Institutional bricolage makes up modern hydraulic agriculture, with a canal irrigation system started in the early settlement of the Delta, dredging machines introduced by the French and individual pumps first brought to the Delta by Americans. The whole system and policies continue to be heavily dependent on technologies and infrastructure (institutional inertia) but pay a certain level of attention to local flexibility as a result of the adaptation process over the history of state management. The same tendency can be seen in the Red River Delta, where water control consists of a mixture of features from the collectivist period and new constructs from 2 decades of liberalisation and decentralisation (Fontenelle 2000).
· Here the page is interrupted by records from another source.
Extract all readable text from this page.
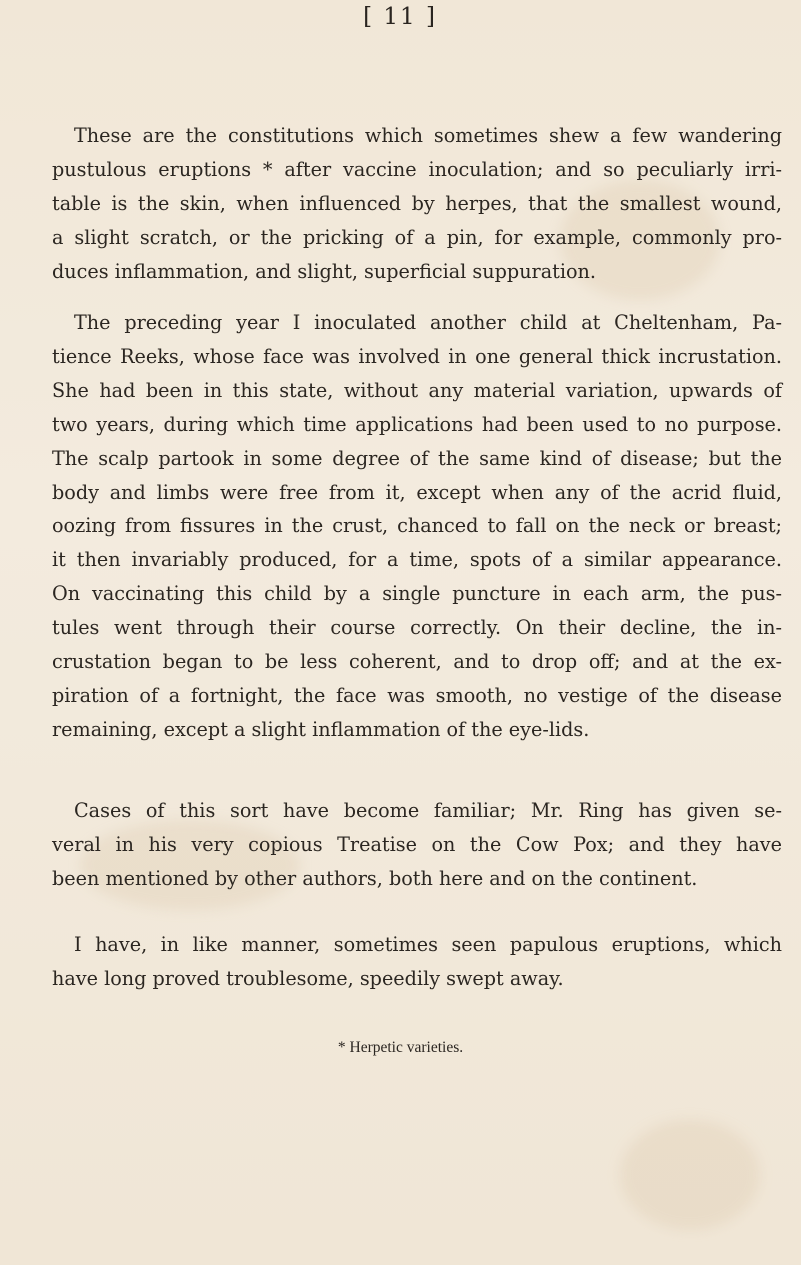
[ 11 ]
These are the constitutions which sometimes shew a few wandering
pustulous eruptions * after vaccine inoculation; and so peculiarly irri-
table is the skin, when influenced by herpes, that the smallest wound,
a slight scratch, or the pricking of a pin, for example, commonly pro-
duces inflammation, and slight, superficial suppuration.
The preceding year I inoculated another child at Cheltenham, Pa-
tience Reeks, whose face was involved in one general thick incrustation.
She had been in this state, without any material variation, upwards of
two years, during which time applications had been used to no purpose.
The scalp partook in some degree of the same kind of disease; but the
body and limbs were free from it, except when any of the acrid fluid,
oozing from fissures in the crust, chanced to fall on the neck or breast;
it then invariably produced, for a time, spots of a similar appearance.
On vaccinating this child by a single puncture in each arm, the pus-
tules went through their course correctly. On their decline, the in-
crustation began to be less coherent, and to drop off; and at the ex-
piration of a fortnight, the face was smooth, no vestige of the disease
remaining, except a slight inflammation of the eye-lids.
Cases of this sort have become familiar; Mr. Ring has given se-
veral in his very copious Treatise on the Cow Pox; and they have
been mentioned by other authors, both here and on the continent.
I have, in like manner, sometimes seen papulous eruptions, which
have long proved troublesome, speedily swept away.
* Herpetic varieties.
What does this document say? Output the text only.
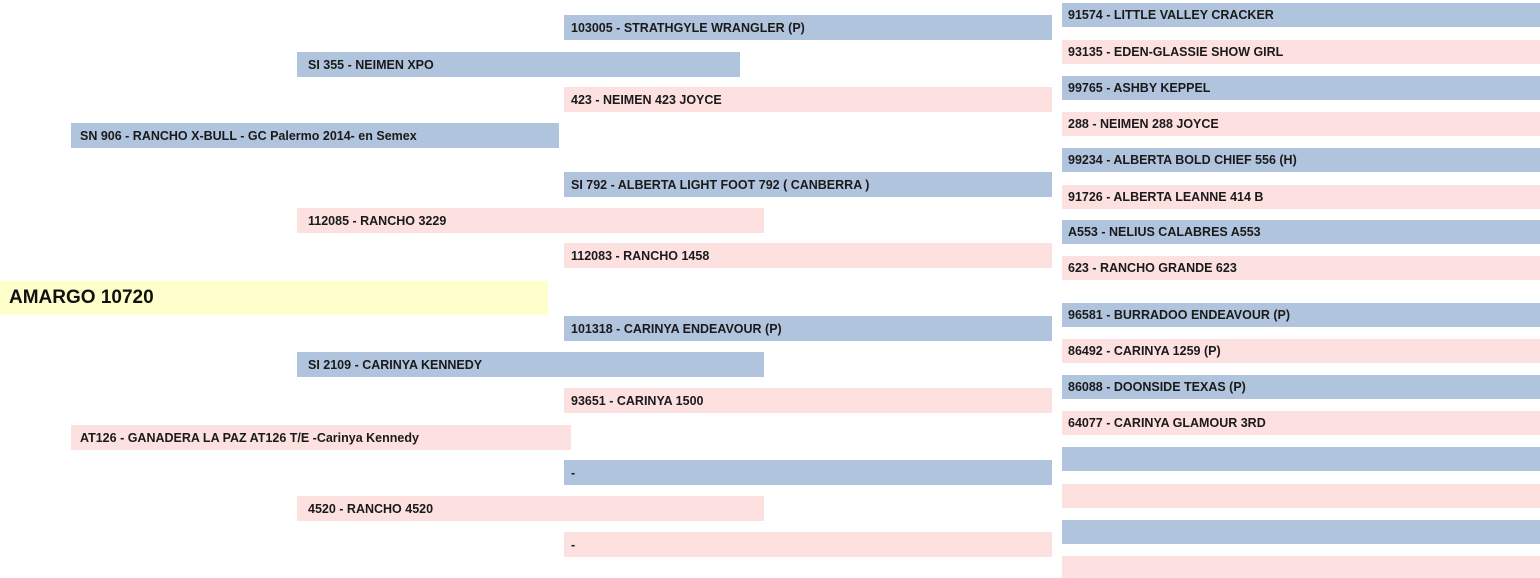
AMARGO 10720
SN 906 - RANCHO X-BULL - GC Palermo 2014- en Semex
AT126 - GANADERA LA PAZ AT126 T/E -Carinya Kennedy
SI 355 - NEIMEN XPO
112085 - RANCHO 3229
SI 2109 - CARINYA KENNEDY
4520 - RANCHO 4520
103005 - STRATHGYLE WRANGLER (P)
423 - NEIMEN 423 JOYCE
SI 792 - ALBERTA LIGHT FOOT 792 ( CANBERRA )
112083 - RANCHO 1458
101318 - CARINYA ENDEAVOUR (P)
93651 - CARINYA 1500
-
-
91574 - LITTLE VALLEY CRACKER
93135 - EDEN-GLASSIE SHOW GIRL
99765 - ASHBY KEPPEL
288 - NEIMEN 288 JOYCE
99234 - ALBERTA BOLD CHIEF 556 (H)
91726 - ALBERTA LEANNE 414 B
A553 - NELIUS CALABRES A553
623 - RANCHO GRANDE 623
96581 - BURRADOO ENDEAVOUR (P)
86492 - CARINYA 1259 (P)
86088 - DOONSIDE TEXAS (P)
64077 - CARINYA GLAMOUR 3RD
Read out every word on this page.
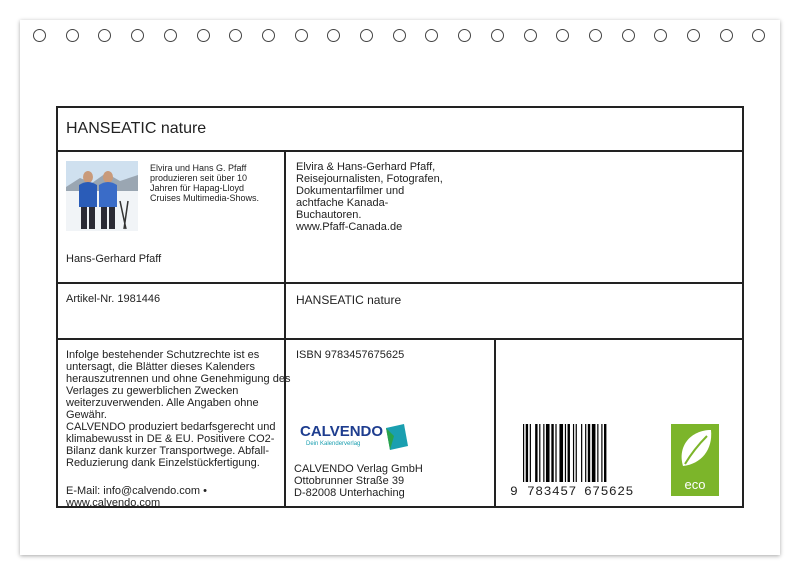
HANSEATIC nature
Elvira und Hans G. Pfaff produzieren seit über 10 Jahren für Hapag-Lloyd Cruises Multimedia-Shows.
Hans-Gerhard Pfaff
Elvira & Hans-Gerhard Pfaff,
Reisejournalisten, Fotografen,
Dokumentarfilmer und
achtfache Kanada-
Buchautoren.
www.Pfaff-Canada.de
Artikel-Nr. 1981446	HANSEATIC nature
Infolge bestehender Schutzrechte ist es
untersagt, die Blätter dieses Kalenders
herauszutrennen und ohne Genehmigung des
Verlages zu gewerblichen Zwecken
weiterzuverwenden. Alle Angaben ohne
Gewähr.
CALVENDO produziert bedarfsgerecht und
klimabewusst in DE & EU. Positivere CO2-
Bilanz dank kurzer Transportwege. Abfall-
Reduzierung dank Einzelstückfertigung.
E-Mail: info@calvendo.com •
www.calvendo.com
ISBN 9783457675625
CALVENDO
Dein Kalenderverlag
CALVENDO Verlag GmbH
Ottobrunner Straße 39
D-82008 Unterhaching	9 783457 675625	eco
In addition, the living and working culture of the Southern Delta reflects various cultures involved in the complex history of interaction with nature and human settlements. Sox (1972:140)
61
concludes that Vietnamese adaptations and mal-adaptations are a reconstruction of the Cham exploitative systems (e.g. crop cycles, irrigation subsystems, boating, fishing and some economic organisations). The interrelations of Khmer peasants, fishermen and wood cutters, Chinese merchant-lenders and transporters and, later, Confucianism have made the pluralistic Delta society which shares economic tasks and emphasises paternalism (Brocheux 1995:108, 112, Hickey 1968:5, 134). The complexity of changes and various cultures from different groups and periods has created the diverse society of the South. The experience of diversity over time has made an open society that easily accepts new factors entering the institutional negotiation ground.
‘The villagers feel that the old ways are good, especially when they are expressed in rituals, but they also feel that the new ways are acceptable when proven of value’ (research in the Mekong Delta, Hickey 1968:285). As follows, Delta inhabitants have assessed and validated new technologies and practices, including irrigated farming and the usage of individual pumps. This behaviour marks the process of legitimating institutions, or qualifying pieces to contribute to a new bricolage.
The interrelations among natural, physical, social and political conditions generally have been the main drivers of water resources management over the history of making of the Delta’s water landscape. The contemporary state shares with the pre-colonial and colonial governments the desire to control territory. The question then is how the state achieves its goal in the contemporary period in which the market and individualistic lifestyles are increasingly dominant in the Delta. The analysis of the bureaucratic–informal interface of water management practices in the Mekong Delta presented in the following chapters sheds light on these issues. Chapter 4 introduces and analyses the state management structure which affects internal dynamics, especially at the commune–hamlet level, and other actors at the interface. Chapter 5 presents an anthropological analysis of the negotiation at the interface over water drainage and canal dredging.
We point to the role of the institutional process in guiding and, thus, explaining the work in progress in Delta’s hydraulic intervention and the influence, survival and transformations of innovations in the Delta landscape over history. Chapter 5 contributes to the understanding of the role of the institutional process by illustrating the process of institutional legitimation and by partly answering the question of how bricolage is formed in contemporary irrigation management.
In analysing the activities of field drainage and canal dredging, the negotiation processes are reviewed. Examining the processes involved in the power relations and interrelations between the state and other actors clarifies the nature of state–society interaction in the form of everyday dialogue in the Delta’s local irrigation management.